Market Flow Intelligence
Automated financial data collection and analysis pipeline for ETF flows and insider trading (now a standalone application)

Market Flow Intelligence
Project Overview
Market Flow Intelligence is an automated data pipeline that collects, analyzes, and visualizes financial market flow data. The system focuses on two key areas:
- ETF Flow Analysis: Tracking money movements in and out of Exchange-Traded Funds across different sectors
- Insider Trading Activity: Monitoring and analyzing corporate insider buying and selling patterns
This project combines data engineering, financial analysis, and interactive visualization to provide actionable market insights.
Technical Implementation
Architecture
The project uses a hybrid architecture combining Python data processing with a Next.js frontend:
┌─────────────────────┐ ┌─────────────────────┐ ┌─────────────────────┐
│ │ │ │ │ │
│ Data Collection │────▶│ Data Processing │────▶│ Data Visualization │
│ (Python) │ │ (Python) │ │ (Next.js/React) │
│ │ │ │ │ │
└─────────────────────┘ └─────────────────────┘ └─────────────────────┘
Key Components
- Data Collectors: Python modules that fetch data from financial APIs and web sources
- Data Processors: Analysis modules that transform raw data into meaningful insights
- Chart Generators: Plotly-based visualization modules that create interactive charts
- API Layer: Python serverless functions deployed on Vercel
- Frontend Dashboard: Next.js application with interactive components
Python-JavaScript Integration
One of the key technical challenges was integrating a Python-based data science project with a Next.js web application. This was solved by:
- Deploying Python code as Vercel serverless functions
- Creating a consistent API interface between Python and JavaScript
- Implementing proper error handling and data validation
- Using base64 encoding for transferring chart images
Features
ETF Flow Analysis
The system tracks fund flows across major ETFs and sectors, providing insights into where institutional and retail money is moving:
- Daily flow tracking for 100+ major ETFs
- Sector-based aggregation and analysis
- Historical trend visualization
- Anomaly detection for unusual money movements
Insider Trading Intelligence
Corporate insider transactions can provide valuable signals about company prospects. The system:
- Monitors Form 4 filings from the SEC
- Identifies significant insider buying and selling patterns
- Calculates insider buy/sell ratios
- Highlights clusters of insider activity
Interactive Dashboard
The web dashboard provides:
- Interactive charts with filtering capabilities
- Data tables with sorting and searching
- Automated insights and commentary
- Historical data comparison
Development Process
The project was developed using an incremental approach:
- Data Collection: Built Python scrapers and API integrators
- Analysis Pipeline: Developed data processing and statistical analysis
- Visualization: Created chart generation modules with Plotly
- API Layer: Deployed Python code as serverless functions
- Frontend: Built interactive dashboard with Next.js
Technical Challenges & Solutions
Challenge: Data Freshness
Solution: Implemented incremental data collection with scheduled jobs to update the database, ensuring data is always current while minimizing API calls.
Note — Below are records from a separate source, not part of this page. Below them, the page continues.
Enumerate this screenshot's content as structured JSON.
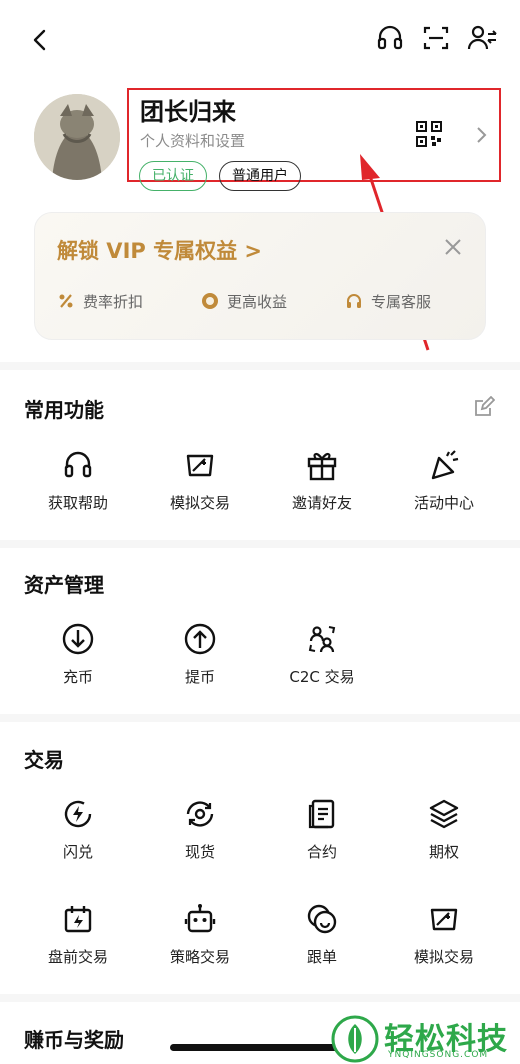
{
  "profile": {
    "username": "团长归来",
    "subtitle": "个人资料和设置",
    "badges": {
      "verified": "已认证",
      "tier": "普通用户"
    }
  },
  "vip": {
    "title": "解锁 VIP 专属权益  >",
    "benefits": [
      "费率折扣",
      "更高收益",
      "专属客服"
    ]
  },
  "sections": {
    "common": {
      "title": "常用功能",
      "items": [
        {
          "label": "获取帮助",
          "icon": "headset-icon"
        },
        {
          "label": "模拟交易",
          "icon": "demo-trade-icon"
        },
        {
          "label": "邀请好友",
          "icon": "gift-icon"
        },
        {
          "label": "活动中心",
          "icon": "party-popper-icon"
        }
      ]
    },
    "assets": {
      "title": "资产管理",
      "items": [
        {
          "label": "充币",
          "icon": "deposit-icon"
        },
        {
          "label": "提币",
          "icon": "withdraw-icon"
        },
        {
          "label": "C2C 交易",
          "icon": "c2c-icon"
        }
      ]
    },
    "trade": {
      "title": "交易",
      "items": [
        {
          "label": "闪兑",
          "icon": "flash-convert-icon"
        },
        {
          "label": "现货",
          "icon": "spot-icon"
        },
        {
          "label": "合约",
          "icon": "contract-icon"
        },
        {
          "label": "期权",
          "icon": "options-icon"
        },
        {
          "label": "盘前交易",
          "icon": "premarket-icon"
        },
        {
          "label": "策略交易",
          "icon": "bot-icon"
        },
        {
          "label": "跟单",
          "icon": "copy-trade-icon"
        },
        {
          "label": "模拟交易",
          "icon": "demo-trade-icon"
        }
      ]
    },
    "earn": {
      "title": "赚币与奖励"
    }
  },
  "watermark": {
    "text": "轻松科技",
    "sub": "YNQINGSONG.COM"
  },
  "colors": {
    "accent_gold": "#c08a3a",
    "verified_green": "#45b169",
    "annotation_red": "#e0262b"
  }
}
Challenge: Performance Optimization
Solution: Used Supabase for data storage to reduce computation needs and implemented client-side caching with appropriate TTL.
Challenge: Deployment Constraints
Solution: Optimized Python dependencies and split complex operations into smaller functions to work within Vercel's serverless function limitations.
Future Enhancements
- Machine Learning Models: Add predictive analytics for market flows
- Real-time Alerts: Implement notification system for significant market movements
- Custom Watchlists: Allow users to create personalized monitoring dashboards
- API Access: Provide API endpoints for external applications
Conclusion
Market Flow Intelligence demonstrates how data science techniques can be applied to financial markets to extract actionable insights. By combining Python's data processing capabilities with Next.js's interactive frontend, the project delivers a powerful tool for financial analysis.